As new details surface almost daily about the PRISM program, German anger at the government in Berlin increases. The state must protect citizens as well as their privacy, constitutional lawyer Horst Dreier argues.
Deutsche Welle: The discussion of the PRISM data collection program has sparked a new debate on the right to security and the right to freedom. German Interior Minister Hans-Peter Friedrich calls security a "super right." Is there such a thing as a basic right that is superior to other basic rights?
Horst Dreier: No, there is no such thing. On the contrary: in the framework of constitutional legal theory, there has always been the prevailing opinion that there is no hierarchy of basic rights. The only exception one could possibly make is human dignity, that is, if we regard it as a basic right and not as an objective constitutional principle. Human dignity is in fact superior because it is embedded in article 79, paragraph 3 of the German Basic Law, in what is known as the Eternity Clause.

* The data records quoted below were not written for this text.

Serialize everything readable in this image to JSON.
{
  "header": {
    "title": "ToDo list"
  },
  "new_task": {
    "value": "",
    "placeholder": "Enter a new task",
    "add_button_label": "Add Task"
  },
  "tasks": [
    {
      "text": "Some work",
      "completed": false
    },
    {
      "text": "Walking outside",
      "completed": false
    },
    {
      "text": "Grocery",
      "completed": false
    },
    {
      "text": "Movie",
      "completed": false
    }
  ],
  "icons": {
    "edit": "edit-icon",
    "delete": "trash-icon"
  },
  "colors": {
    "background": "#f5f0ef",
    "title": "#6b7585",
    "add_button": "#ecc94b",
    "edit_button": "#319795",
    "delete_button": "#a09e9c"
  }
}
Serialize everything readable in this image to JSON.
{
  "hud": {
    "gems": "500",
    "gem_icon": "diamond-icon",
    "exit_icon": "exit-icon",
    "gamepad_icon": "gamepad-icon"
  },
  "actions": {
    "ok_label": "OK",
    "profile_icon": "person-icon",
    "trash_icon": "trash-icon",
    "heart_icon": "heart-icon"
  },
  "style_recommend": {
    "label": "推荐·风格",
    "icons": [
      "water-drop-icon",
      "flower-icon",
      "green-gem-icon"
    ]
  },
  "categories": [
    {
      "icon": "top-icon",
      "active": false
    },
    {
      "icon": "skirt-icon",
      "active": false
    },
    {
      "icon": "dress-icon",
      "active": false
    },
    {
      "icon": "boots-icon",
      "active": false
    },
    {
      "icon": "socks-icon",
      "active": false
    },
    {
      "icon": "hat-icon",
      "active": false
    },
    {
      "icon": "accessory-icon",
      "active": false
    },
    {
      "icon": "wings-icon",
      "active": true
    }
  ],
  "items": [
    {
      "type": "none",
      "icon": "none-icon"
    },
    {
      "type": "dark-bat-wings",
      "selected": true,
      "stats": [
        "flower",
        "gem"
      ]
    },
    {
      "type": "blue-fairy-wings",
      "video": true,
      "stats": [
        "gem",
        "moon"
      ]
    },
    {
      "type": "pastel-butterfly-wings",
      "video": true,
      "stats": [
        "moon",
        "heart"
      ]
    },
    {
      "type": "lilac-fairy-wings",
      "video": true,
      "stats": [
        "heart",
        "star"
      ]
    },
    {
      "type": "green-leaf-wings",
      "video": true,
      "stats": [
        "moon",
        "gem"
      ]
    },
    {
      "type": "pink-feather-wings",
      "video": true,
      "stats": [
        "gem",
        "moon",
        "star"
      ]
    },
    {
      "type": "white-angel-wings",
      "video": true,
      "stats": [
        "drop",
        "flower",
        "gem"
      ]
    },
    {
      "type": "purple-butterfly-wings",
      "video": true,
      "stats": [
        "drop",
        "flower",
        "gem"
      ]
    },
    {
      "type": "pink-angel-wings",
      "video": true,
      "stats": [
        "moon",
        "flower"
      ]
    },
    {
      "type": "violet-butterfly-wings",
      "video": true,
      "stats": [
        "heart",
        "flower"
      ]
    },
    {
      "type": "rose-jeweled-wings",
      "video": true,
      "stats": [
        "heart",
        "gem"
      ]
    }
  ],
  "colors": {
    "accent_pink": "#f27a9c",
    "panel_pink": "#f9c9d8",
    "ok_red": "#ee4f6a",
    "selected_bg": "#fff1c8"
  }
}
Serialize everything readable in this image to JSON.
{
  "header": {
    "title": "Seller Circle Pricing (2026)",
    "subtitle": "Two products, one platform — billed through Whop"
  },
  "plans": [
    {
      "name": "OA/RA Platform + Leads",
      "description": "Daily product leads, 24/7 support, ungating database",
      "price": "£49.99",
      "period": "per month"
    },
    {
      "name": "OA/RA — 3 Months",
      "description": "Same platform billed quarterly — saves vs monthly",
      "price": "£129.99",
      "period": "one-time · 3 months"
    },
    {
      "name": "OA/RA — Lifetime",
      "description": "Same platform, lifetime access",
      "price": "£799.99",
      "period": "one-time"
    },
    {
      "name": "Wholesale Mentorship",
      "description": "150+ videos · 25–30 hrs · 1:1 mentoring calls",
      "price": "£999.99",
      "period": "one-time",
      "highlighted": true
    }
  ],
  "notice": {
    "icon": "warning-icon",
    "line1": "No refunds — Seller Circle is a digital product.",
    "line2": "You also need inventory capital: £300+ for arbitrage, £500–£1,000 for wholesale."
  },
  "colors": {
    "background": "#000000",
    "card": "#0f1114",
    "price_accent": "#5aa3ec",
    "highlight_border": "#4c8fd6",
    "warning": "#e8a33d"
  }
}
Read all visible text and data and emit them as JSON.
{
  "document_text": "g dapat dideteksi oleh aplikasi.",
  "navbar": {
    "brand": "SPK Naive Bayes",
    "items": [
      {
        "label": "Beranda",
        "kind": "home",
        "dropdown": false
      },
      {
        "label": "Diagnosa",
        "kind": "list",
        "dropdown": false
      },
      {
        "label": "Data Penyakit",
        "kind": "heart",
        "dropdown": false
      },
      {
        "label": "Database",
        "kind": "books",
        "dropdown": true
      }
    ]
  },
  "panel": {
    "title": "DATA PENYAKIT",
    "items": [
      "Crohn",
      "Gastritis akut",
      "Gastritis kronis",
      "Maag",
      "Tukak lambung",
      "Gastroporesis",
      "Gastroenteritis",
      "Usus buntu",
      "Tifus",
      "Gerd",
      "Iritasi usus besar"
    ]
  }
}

How can one strike a balance between contradictory basic rights? At the moment, many politicians say, we need surveillance to a certain extent to ensure citizens' safety - and that is more important than protecting privacy.
In general, all I can say is: it is important to weigh all of the pros and cons and then to strike an adequate balance. Of course, that doesn't result in a clear conclusion, it just points out the task at hand. I think we are dealing with an entirely different aspect that, however, should not be expressed by using the unfortunate term of a "super right." That is to say, security has always been the state's duty. Establishing security, or domestic and external peace, is the basic, the core legitimization for the existence of the state - we have known that as a fact since Thomas Hobbes, who established the modern-day theory of the state.
Does that mean the state is allowed to curtail its citizens' basic rights to do justice to its function?
Yes, that is standard legal procedure. If you look at the development of state and constitutional law in Germany, the point is that for the past decades, we have been able to cover this ancient public responsibility of security with the duties of protection anchored in the Basic Law. But it is not a basic right in opposition to others. We must ask ourselves: What must and what can the government do to protect a citizen from violations by another citizen and to what extent is it allowed to infringe upon the privacy of the other?
Let me give you an example with regard to the current discussion: If a private German company had conducted the surveillance, and not the US National Security Agency NSA, it would be abundantly clear that such a violation of innumerable citizens' right to freedom, privacy and informal self-determination by a private agency would be absolutely unacceptable and absolutely inadmissible. Introducing new norms would not be necessary to prevent such activity; one would merely have to apply the existing ones.
But if the state does interfere in the citizens' fundamental rights - is there a rule of thumb when a judge's approval becomes necessary?
From the point of view of constitutional law, that is relatively easy: you need a legal basis for every intrusion into a citizen's privacy and his basic rights. And the intrusion must be proportionate, which means, it must be essential and may not affect the privacy of the individual excessively. As I said, imagine a private firm were doing this in Germany. We now have the interesting situation that it is a foreign government! Constitutional lawyers will ask themselves the fascinating and by no means settled question: do a state's fundamental duties of protection take effect in relation to other states as well? Here, we may be treading on interesting new ground.
So, if the US violates German basic right,- the legal consequences are not clear?
Not that I know of. If I understand correctly what the Americans are saying, their attitude is: we are not allowed to just monitor our own citizens without control. But foreigners? Anytime and with no limits! That can't really be right; at least it is not along the lines of the German Basic Law.
Should Germany defend itself more decidedly against foreign surveillance in order to fulfill its duty of protection?
I would say so! In any case, one can not put the matter to rest simply by pointing out these are actions not taken by the German government, but by foreign authorities. The exciting question is: to what extent are the state's duties of protection activated if the infringements - violations of constitutional rights such as comprehensive illegal wiretapping - aren't instigated by other citizens, but by other states? Admittedly, these duties of protection are structured in a way that the state has a relative broad scope of discretion. But I feel it is evident that the state must in some manner fulfill these duties of protection and cannot remain completely passive.
Horst Dreier teaches the philosophy of law and constitutional and administrative law at the University of Würzburg. He's the editor of a three-volume commentary on the German Basic Law.